Study for Vision Loss from NF1 Optic Pathway Glioma Funded By Gilbert Family Foundation

According to a recent article, the nonprofit Gilbert Family Foundation has offered to fund the $5.4 million clinical study to better understand vision loss from NF1-associated optic pathway gliomas (NF1-OPGs).

Neurofibromatosis

Neurofibromatosis is a rare genetic disorder of the nervous system. The nervous system mainly affects how nerve cells form and grow, but neurofibromatosis causes tumors to form on the healthy nerve tissue. Usually, these tumors are benign, but sometimes they can become cancerous.

There are three types of neurofibromatosis, which are distinguished based on the characteristic symptoms and sometimes genetic testing:

  • Type 1 (NF1): causes skin changes and deformed bones; usually starts in childhood with the symptoms present at birth
  • Type 2 (NF2): causes hearing loss, ringing in the ears, and poor balance; symptoms often start in the teen years
  • Schwannomatosis: causes intense pain; the rarest type

Neurofibromatosis is caused by genetic defects (mutations) that are either inherited or spontaneously occur. The specific genes that are involved depend on the type of neurofibromatosis.
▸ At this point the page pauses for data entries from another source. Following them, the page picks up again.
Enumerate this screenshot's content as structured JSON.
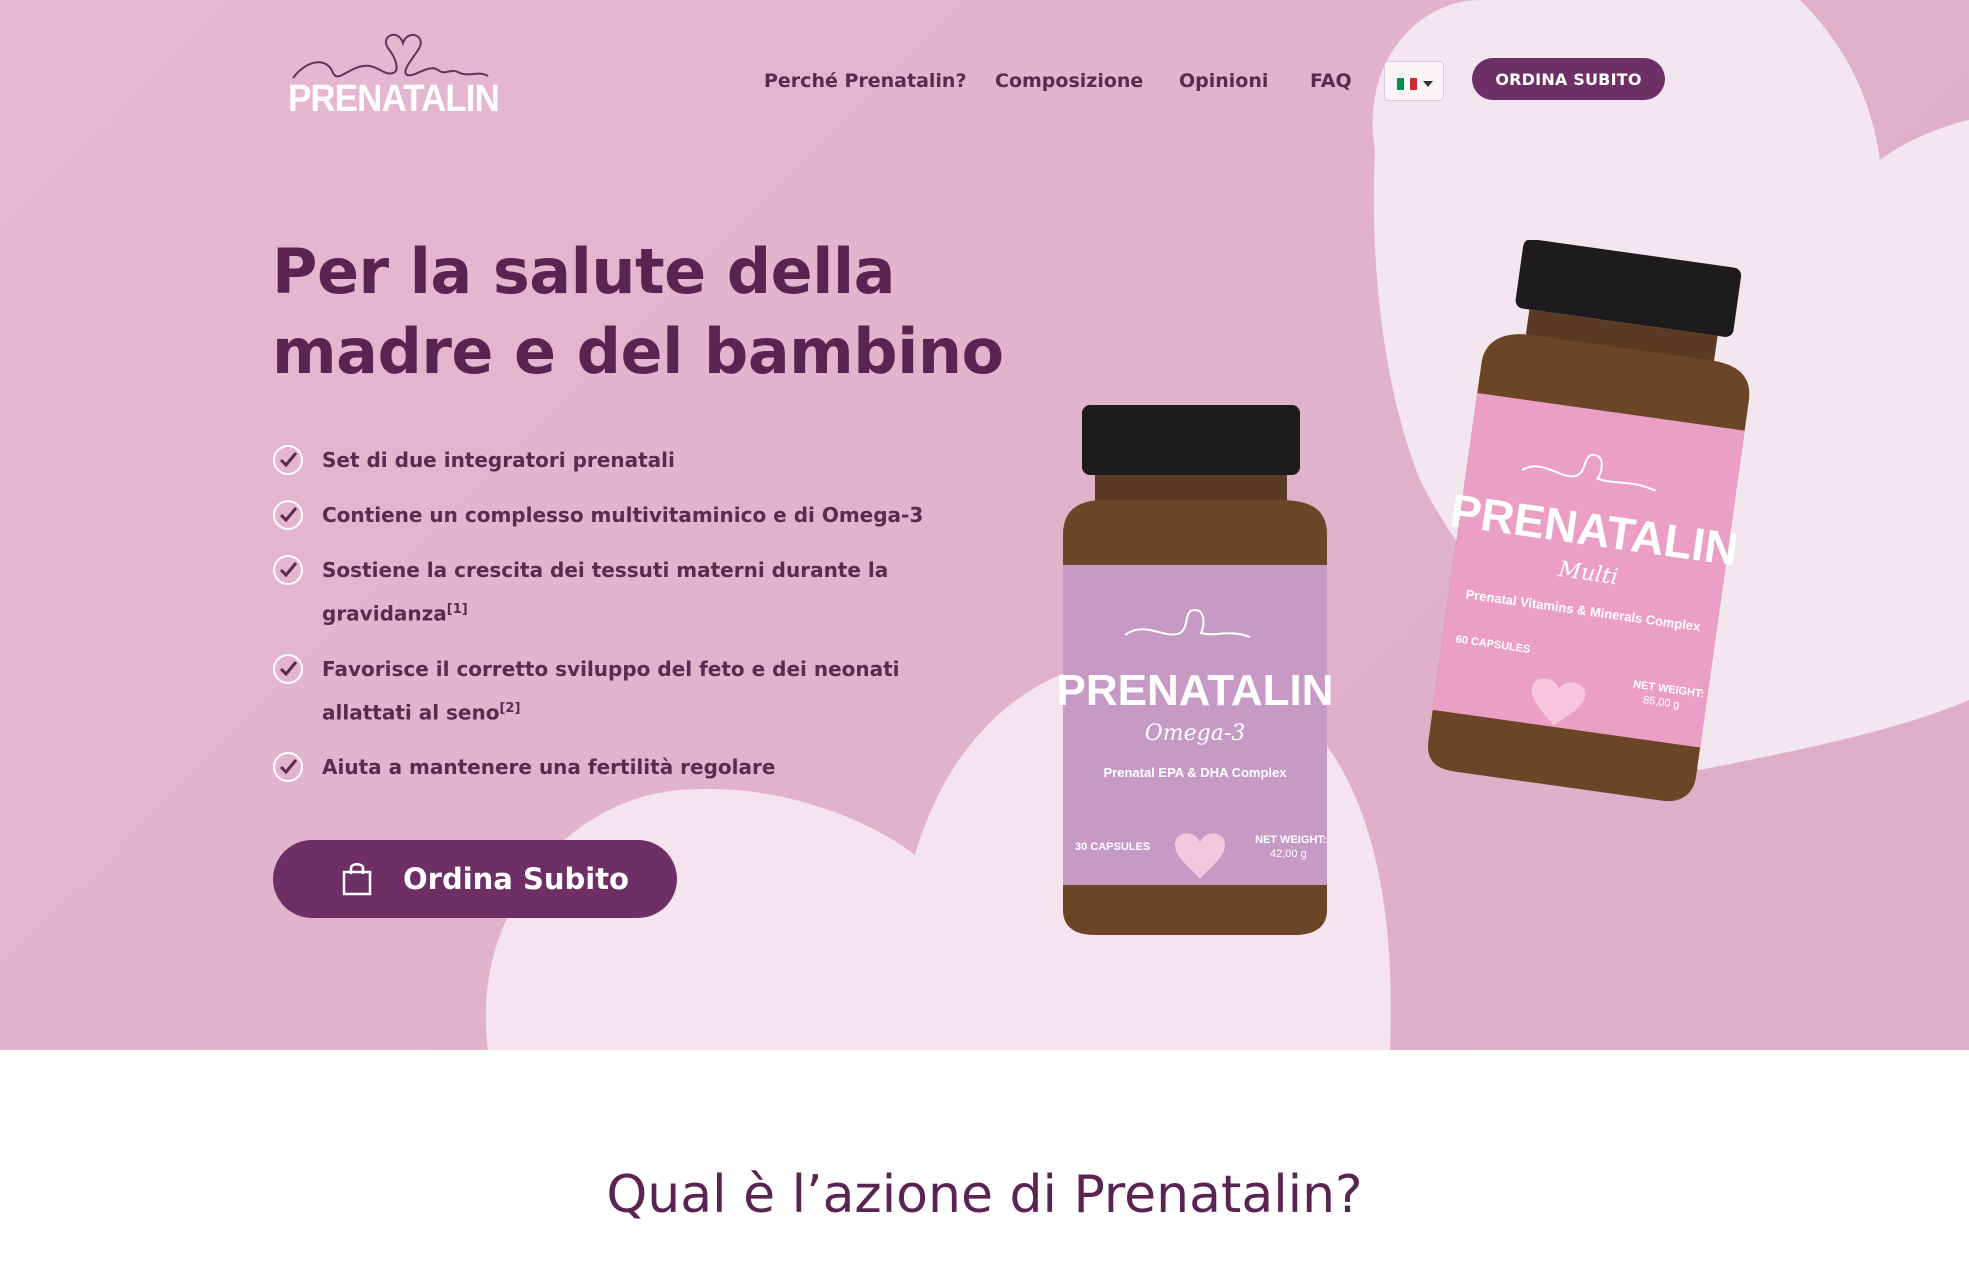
{
  "brand": {
    "logo_text": "PRENATALIN",
    "primary_color": "#6e2f66",
    "text_color": "#5a2352",
    "hero_background": "#e4b6cf"
  },
  "nav": {
    "links": [
      {
        "label": "Perché Prenatalin?"
      },
      {
        "label": "Composizione"
      },
      {
        "label": "Opinioni"
      },
      {
        "label": "FAQ"
      }
    ],
    "language": {
      "icon": "italy-flag-icon",
      "colors": [
        "#009246",
        "#ffffff",
        "#ce2b37"
      ]
    },
    "cta_label": "ORDINA SUBITO"
  },
  "hero": {
    "headline_line1": "Per la salute della",
    "headline_line2": "madre e del bambino",
    "benefits": [
      {
        "text": "Set di due integratori prenatali",
        "ref": ""
      },
      {
        "text": "Contiene un complesso multivitaminico e di Omega-3",
        "ref": ""
      },
      {
        "text": "Sostiene la crescita dei tessuti materni durante la gravidanza",
        "ref": "[1]"
      },
      {
        "text": "Favorisce il corretto sviluppo del feto e dei neonati allattati al seno",
        "ref": "[2]"
      },
      {
        "text": "Aiuta a mantenere una fertilità regolare",
        "ref": ""
      }
    ],
    "order_button_label": "Ordina Subito",
    "order_button_icon": "shopping-bag-icon"
  },
  "products": {
    "omega": {
      "brand": "PRENATALIN",
      "variant": "Omega-3",
      "subtitle": "Prenatal EPA & DHA Complex",
      "count": "30 CAPSULES",
      "weight_label": "NET WEIGHT:",
      "weight": "42,00 g",
      "label_color": "#c69ac4"
    },
    "multi": {
      "brand": "PRENATALIN",
      "variant": "Multi",
      "subtitle": "Prenatal Vitamins & Minerals Complex",
      "count": "60 CAPSULES",
      "weight_label": "NET WEIGHT:",
      "weight": "85,00 g",
      "label_color": "#ec9fc4"
    }
  },
  "section": {
    "title": "Qual è l’azione di Prenatalin?"
  }
}
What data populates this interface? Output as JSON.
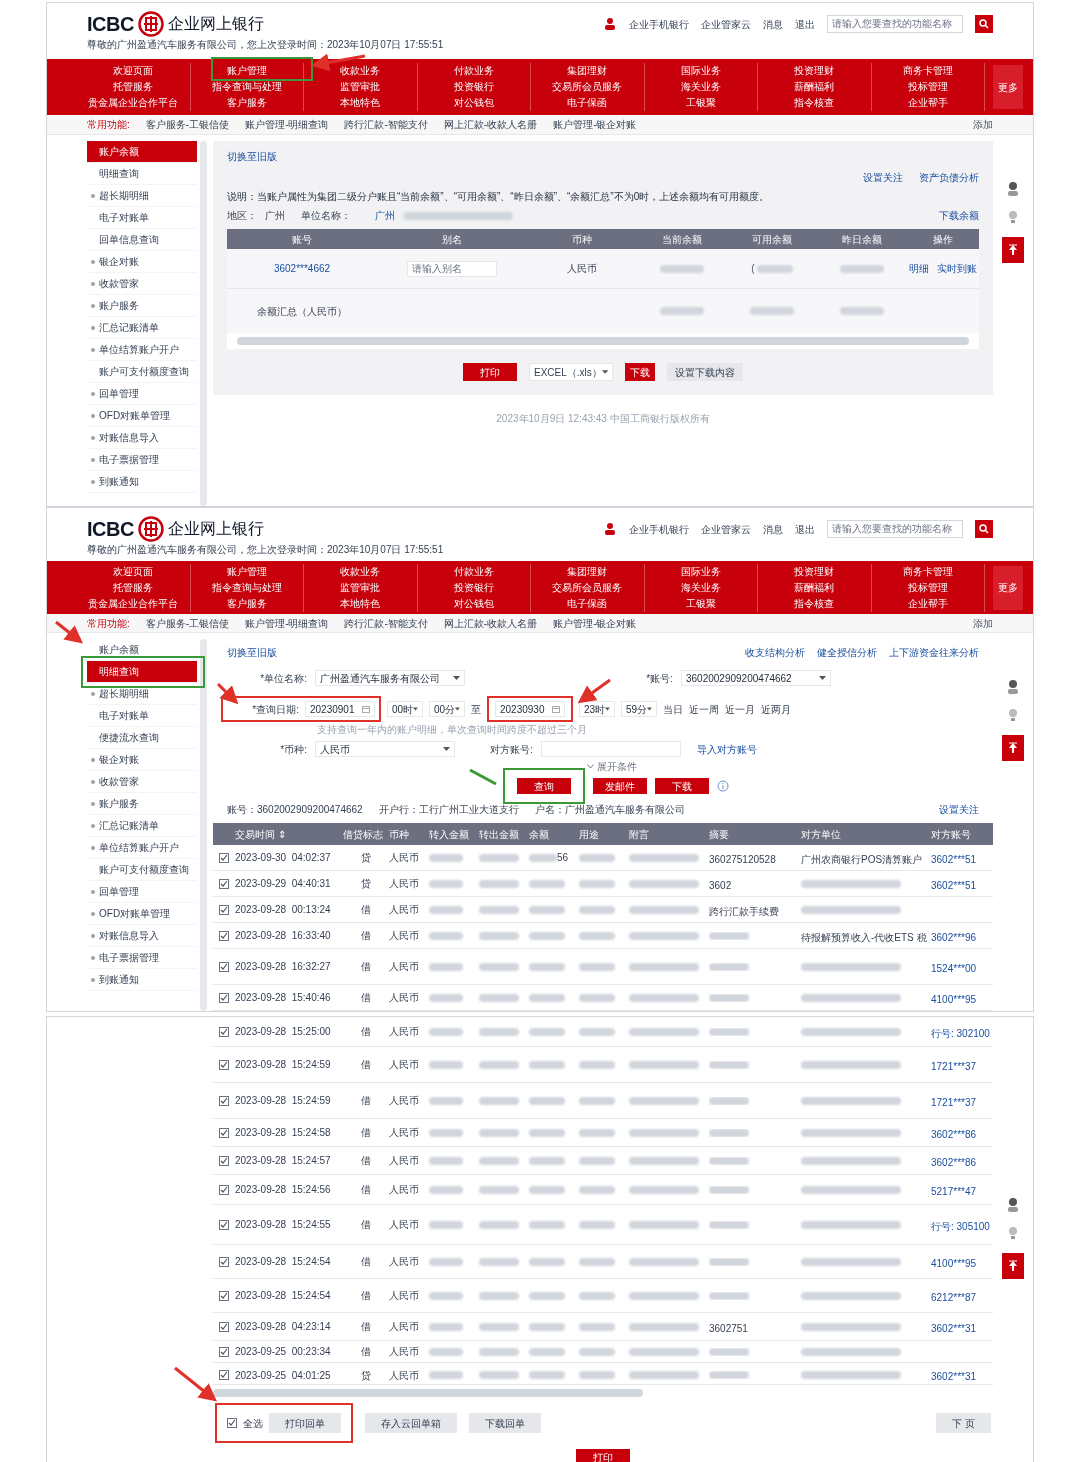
{
  "panels": [
    {
      "kind": "balance",
      "header": {
        "brand": "ICBC",
        "title": "企业网上银行",
        "welcome": "尊敬的广州盈通汽车服务有限公司，您上次登录时间：2023年10月07日 17:55:51",
        "links": [
          "企业手机银行",
          "企业管家云",
          "消息",
          "退出"
        ],
        "search_placeholder": "请输入您要查找的功能名称"
      },
      "nav": {
        "columns": [
          [
            "欢迎页面",
            "托管服务",
            "贵金属企业合作平台"
          ],
          [
            "账户管理",
            "指令查询与处理",
            "客户服务"
          ],
          [
            "收款业务",
            "监管审批",
            "本地特色"
          ],
          [
            "付款业务",
            "投资银行",
            "对公钱包"
          ],
          [
            "集团理财",
            "交易所会员服务",
            "电子保函"
          ],
          [
            "国际业务",
            "海关业务",
            "工银聚"
          ],
          [
            "投资理财",
            "薪酬福利",
            "指令核查"
          ],
          [
            "商务卡管理",
            "投标管理",
            "企业帮手"
          ]
        ],
        "more": "更多"
      },
      "shortcuts": {
        "label": "常用功能:",
        "items": [
          "客户服务-工银信使",
          "账户管理-明细查询",
          "跨行汇款-智能支付",
          "网上汇款-收款人名册",
          "账户管理-银企对账"
        ],
        "add": "添加"
      },
      "sidebar": [
        {
          "label": "账户余额",
          "bullet": false,
          "selected": true
        },
        {
          "label": "明细查询",
          "bullet": false,
          "selected": false
        },
        {
          "label": "超长期明细",
          "bullet": true,
          "selected": false
        },
        {
          "label": "电子对账单",
          "bullet": false,
          "selected": false
        },
        {
          "label": "回单信息查询",
          "bullet": false,
          "selected": false
        },
        {
          "label": "银企对账",
          "bullet": true,
          "selected": false
        },
        {
          "label": "收款管家",
          "bullet": true,
          "selected": false
        },
        {
          "label": "账户服务",
          "bullet": true,
          "selected": false
        },
        {
          "label": "汇总记账清单",
          "bullet": true,
          "selected": false
        },
        {
          "label": "单位结算账户开户",
          "bullet": true,
          "selected": false
        },
        {
          "label": "账户可支付额度查询",
          "bullet": false,
          "selected": false
        },
        {
          "label": "回单管理",
          "bullet": true,
          "selected": false
        },
        {
          "label": "OFD对账单管理",
          "bullet": true,
          "selected": false
        },
        {
          "label": "对账信息导入",
          "bullet": true,
          "selected": false
        },
        {
          "label": "电子票据管理",
          "bullet": true,
          "selected": false
        },
        {
          "label": "到账通知",
          "bullet": true,
          "selected": false
        }
      ],
      "content": {
        "switch_link": "切换至旧版",
        "links": [
          "设置关注",
          "资产负债分析"
        ],
        "note": "说明：当账户属性为集团二级分户账且“当前余额”、“可用余额”、“昨日余额”、“余额汇总”不为0时，上述余额均有可用额度。",
        "region_label": "地区：",
        "region": "广州",
        "unit_label": "单位名称：",
        "unit": "广州",
        "download_link": "下载余额",
        "columns": [
          "账号",
          "别名",
          "币种",
          "当前余额",
          "可用余额",
          "昨日余额",
          "操作"
        ],
        "rows": [
          {
            "account": "3602***4662",
            "alias_placeholder": "请输入别名",
            "currency": "人民币",
            "available_prefix": "(",
            "actions": [
              "明细",
              "实时到账"
            ]
          }
        ],
        "summary": "余额汇总（人民币）",
        "print": "打印",
        "format": "EXCEL（.xls）",
        "download": "下载",
        "settings": "设置下载内容",
        "footer": "2023年10月9日 12:43:43 中国工商银行版权所有"
      }
    },
    {
      "kind": "detail",
      "header": {
        "brand": "ICBC",
        "title": "企业网上银行",
        "welcome": "尊敬的广州盈通汽车服务有限公司，您上次登录时间：2023年10月07日 17:55:51",
        "links": [
          "企业手机银行",
          "企业管家云",
          "消息",
          "退出"
        ],
        "search_placeholder": "请输入您要查找的功能名称"
      },
      "nav": {
        "columns": [
          [
            "欢迎页面",
            "托管服务",
            "贵金属企业合作平台"
          ],
          [
            "账户管理",
            "指令查询与处理",
            "客户服务"
          ],
          [
            "收款业务",
            "监管审批",
            "本地特色"
          ],
          [
            "付款业务",
            "投资银行",
            "对公钱包"
          ],
          [
            "集团理财",
            "交易所会员服务",
            "电子保函"
          ],
          [
            "国际业务",
            "海关业务",
            "工银聚"
          ],
          [
            "投资理财",
            "薪酬福利",
            "指令核查"
          ],
          [
            "商务卡管理",
            "投标管理",
            "企业帮手"
          ]
        ],
        "more": "更多"
      },
      "shortcuts": {
        "label": "常用功能:",
        "items": [
          "客户服务-工银信使",
          "账户管理-明细查询",
          "跨行汇款-智能支付",
          "网上汇款-收款人名册",
          "账户管理-银企对账"
        ],
        "add": "添加"
      },
      "sidebar": [
        {
          "label": "账户余额",
          "bullet": false,
          "selected": false
        },
        {
          "label": "明细查询",
          "bullet": false,
          "selected": true
        },
        {
          "label": "超长期明细",
          "bullet": true,
          "selected": false
        },
        {
          "label": "电子对账单",
          "bullet": false,
          "selected": false
        },
        {
          "label": "便捷流水查询",
          "bullet": false,
          "selected": false
        },
        {
          "label": "银企对账",
          "bullet": true,
          "selected": false
        },
        {
          "label": "收款管家",
          "bullet": true,
          "selected": false
        },
        {
          "label": "账户服务",
          "bullet": true,
          "selected": false
        },
        {
          "label": "汇总记账清单",
          "bullet": true,
          "selected": false
        },
        {
          "label": "单位结算账户开户",
          "bullet": true,
          "selected": false
        },
        {
          "label": "账户可支付额度查询",
          "bullet": false,
          "selected": false
        },
        {
          "label": "回单管理",
          "bullet": true,
          "selected": false
        },
        {
          "label": "OFD对账单管理",
          "bullet": true,
          "selected": false
        },
        {
          "label": "对账信息导入",
          "bullet": true,
          "selected": false
        },
        {
          "label": "电子票据管理",
          "bullet": true,
          "selected": false
        },
        {
          "label": "到账通知",
          "bullet": true,
          "selected": false
        }
      ],
      "content": {
        "switch_link": "切换至旧版",
        "links": [
          "收支结构分析",
          "健全授信分析",
          "上下游资金往来分析"
        ],
        "form": {
          "unit_label": "*单位名称:",
          "unit": "广州盈通汽车服务有限公司",
          "account_label": "*账号:",
          "account": "3602002909200474662",
          "date_label": "*查询日期:",
          "start_date": "20230901",
          "start_hour": "00时",
          "start_minute": "00分",
          "to": "至",
          "end_date": "20230930",
          "end_hour": "23时",
          "end_minute": "59分",
          "quick": [
            "当日",
            "近一周",
            "近一月",
            "近两月"
          ],
          "hint": "支持查询一年内的账户明细，单次查询时间跨度不超过三个月",
          "currency_label": "*币种:",
          "currency": "人民币",
          "peer_label": "对方账号:",
          "import_link": "导入对方账号",
          "expand": "展开条件",
          "buttons": [
            "查询",
            "发邮件",
            "下载"
          ]
        },
        "info": {
          "account": "账号：3602002909200474662",
          "bank": "开户行：工行广州工业大道支行",
          "holder": "户名：广州盈通汽车服务有限公司",
          "link": "设置关注"
        },
        "columns": [
          "交易时间 ⇕",
          "借贷标志",
          "币种",
          "转入金额",
          "转出金额",
          "余额",
          "用途",
          "附言",
          "摘要",
          "对方单位",
          "对方账号"
        ],
        "rows": [
          {
            "checked": true,
            "time": "2023-09-30  04:02:37",
            "dc": "贷",
            "currency": "人民币",
            "balance": "56",
            "summary": "360275120528",
            "party": "广州农商银行POS清算账户",
            "account": "3602***51"
          },
          {
            "checked": true,
            "time": "2023-09-29  04:40:31",
            "dc": "贷",
            "currency": "人民币",
            "summary": "3602",
            "account": "3602***51"
          },
          {
            "checked": true,
            "time": "2023-09-28  00:13:24",
            "dc": "借",
            "currency": "人民币",
            "summary": "跨行汇款手续费"
          },
          {
            "checked": true,
            "time": "2023-09-28  16:33:40",
            "dc": "借",
            "currency": "人民币",
            "party": "待报解预算收入-代收ETS 税",
            "account": "3602***96"
          },
          {
            "checked": true,
            "time": "2023-09-28  16:32:27",
            "dc": "借",
            "currency": "人民币",
            "account": "1524***00"
          },
          {
            "checked": true,
            "time": "2023-09-28  15:40:46",
            "dc": "借",
            "currency": "人民币",
            "account": "4100***95"
          }
        ]
      }
    },
    {
      "kind": "continued",
      "rows": [
        {
          "checked": true,
          "time": "2023-09-28  15:25:00",
          "dc": "借",
          "currency": "人民币",
          "account": "行号: 302100"
        },
        {
          "checked": true,
          "time": "2023-09-28  15:24:59",
          "dc": "借",
          "currency": "人民币",
          "account": "1721***37"
        },
        {
          "checked": true,
          "time": "2023-09-28  15:24:59",
          "dc": "借",
          "currency": "人民币",
          "account": "1721***37"
        },
        {
          "checked": true,
          "time": "2023-09-28  15:24:58",
          "dc": "借",
          "currency": "人民币",
          "account": "3602***86"
        },
        {
          "checked": true,
          "time": "2023-09-28  15:24:57",
          "dc": "借",
          "currency": "人民币",
          "account": "3602***86"
        },
        {
          "checked": true,
          "time": "2023-09-28  15:24:56",
          "dc": "借",
          "currency": "人民币",
          "account": "5217***47"
        },
        {
          "checked": true,
          "time": "2023-09-28  15:24:55",
          "dc": "借",
          "currency": "人民币",
          "account": "行号: 305100"
        },
        {
          "checked": true,
          "time": "2023-09-28  15:24:54",
          "dc": "借",
          "currency": "人民币",
          "account": "4100***95"
        },
        {
          "checked": true,
          "time": "2023-09-28  15:24:54",
          "dc": "借",
          "currency": "人民币",
          "account": "6212***87"
        },
        {
          "checked": true,
          "time": "2023-09-28  04:23:14",
          "dc": "借",
          "currency": "人民币",
          "summary": "3602751",
          "account": "3602***31"
        },
        {
          "checked": true,
          "time": "2023-09-25  00:23:34",
          "dc": "借",
          "currency": "人民币"
        },
        {
          "checked": true,
          "time": "2023-09-25  04:01:25",
          "dc": "贷",
          "currency": "人民币",
          "account": "3602***31"
        }
      ],
      "footer": {
        "select_all": "全选",
        "select_all_checked": true,
        "buttons": [
          "打印回单",
          "存入云回单箱",
          "下载回单"
        ],
        "next": "下 页",
        "print": "打印"
      }
    }
  ]
}
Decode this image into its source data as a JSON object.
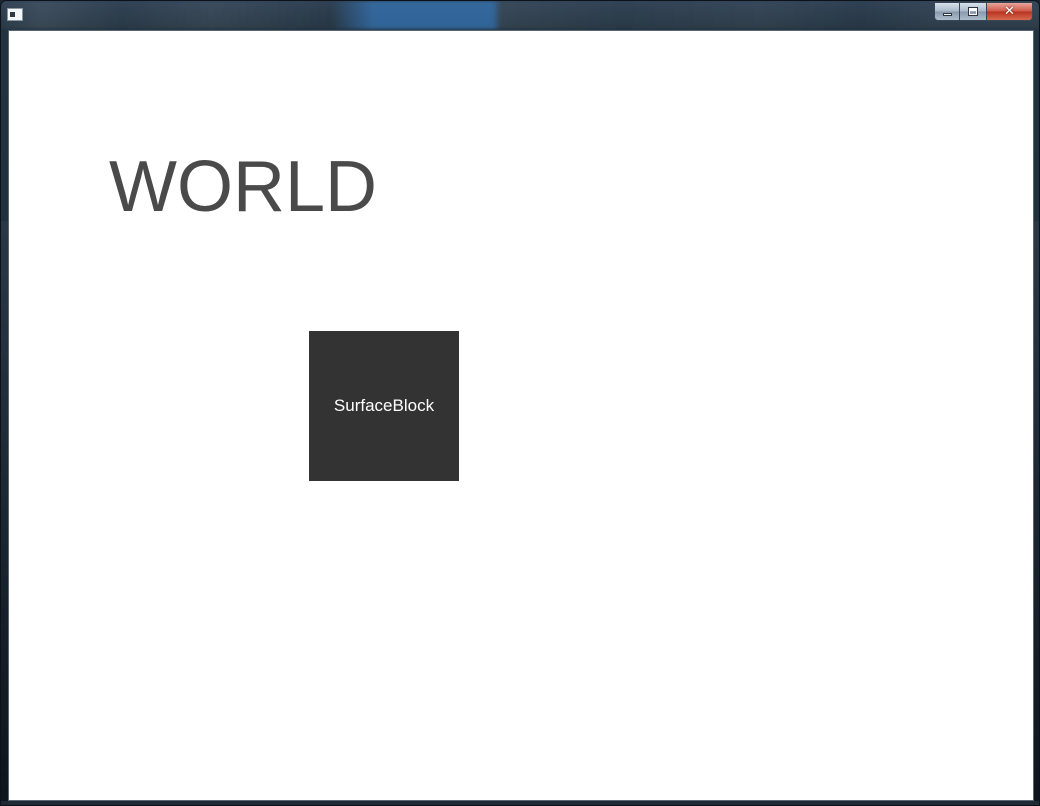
{
  "window": {
    "title": "",
    "icon": "app-window-icon",
    "controls": {
      "minimize": "minimize-icon",
      "maximize": "maximize-icon",
      "close_glyph": "✕"
    },
    "accent_close": "#c7402d"
  },
  "scene": {
    "heading": "WORLD",
    "heading_color": "#4a4a4a",
    "block": {
      "label": "SurfaceBlock",
      "fill": "#333333",
      "text_color": "#ffffff"
    },
    "background": "#ffffff"
  }
}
  • Type 1: The NF1 gene is mutated, causing a loss of the protein neurofibromin, which normally helps regulate cell growth
  • Type 2: The NF2 gene is mutated, causing a loss of the protein merlin, which leads to uncontrolled cell growth
  • Schwannomatosis: There are mutations in either the SMARCB1 gene or NF2 gene

The inheritance pattern for NF1 and NF2 is autosomal dominant, but the inheritance pattern for schwannomatosis is less clear.

Symptoms:

Additional signs and symptoms of neurofibromatosis (by type) are the following:

  • Type 1
    • Flat, light brown spots on the skin and freckling in the armpits or groin area
    • Tiny bumps on the iris of the eyes
    • Soft bumps on or under the skin (neurofibromas)
    • Bone deformities
    • Larger than average head size and short stature
    • Learning disabilities
  • Type 2
    • Gradual hearing loss, ringing in ears
    • Poor balance or headaches
  • Schwannomatosis
    • Tumors on the skull, spinal and peripheral nerves
    • Numbness or weakness in various parts of the body
    • Loss of muscle

The Gilbert Family Foundation

The Gilbert Family Foundation is a nonprofit that was founded by Jennifer and Dan Gilbert. The goal of the foundation is to find a cure for neurofibromatosis type 1 (NF1). It accomplishes this goal through supporting cutting-edge research. In 2019, the foundation launched its Vision Restoration Initiative which funded research for developing therapies to repair or replace damaged visual systems as a result of NF1-OPGs (tumors).

The Study

The study, titled “Identifying Biomarkers for Visual Restoration Strategies in NF1-OPGs”, will be led by researchers at the Children’s Hospital of Philadelphia and the Stanford University School of Medicine. It will look at the mechanisms of vision loss as a result of NF1-associated optic pathway gliomas.

20% of children diagnosed with NF1 develop a tumor in their visual pathway (OPG). This can cause vision loss that is permanent and ranges from mild deficit to complete blindness. The study aims to define the structural, functional, metabolic, and patient-reported parts of NF1-OPG vision loss. This will then help develop future therapies, check the validity of existing models of the disease, and identify new metrics for evaluating the efficacy of vision restoration treatments.

Robert Avery, DO, Pediatric Neuro-Ophthalmologist at the Children’s Hospital of Philadelphia and Assistant Professor of Ophthalmology and Neurology at the Perelman School of Medicine at the University of Pennsylvania and Jeffrey Goldberg, MD, PhD, Professor and Chair of Ophthalmology at Stanford University School of Medicine, will be leading the study.

Lasting for around 3 years, the study will begin patient recruitment in either late 2021 or early 2022. Medical professionals are excited to take another step closer to their goal of preventing and possibly even reversing vision loss that results from these tumors.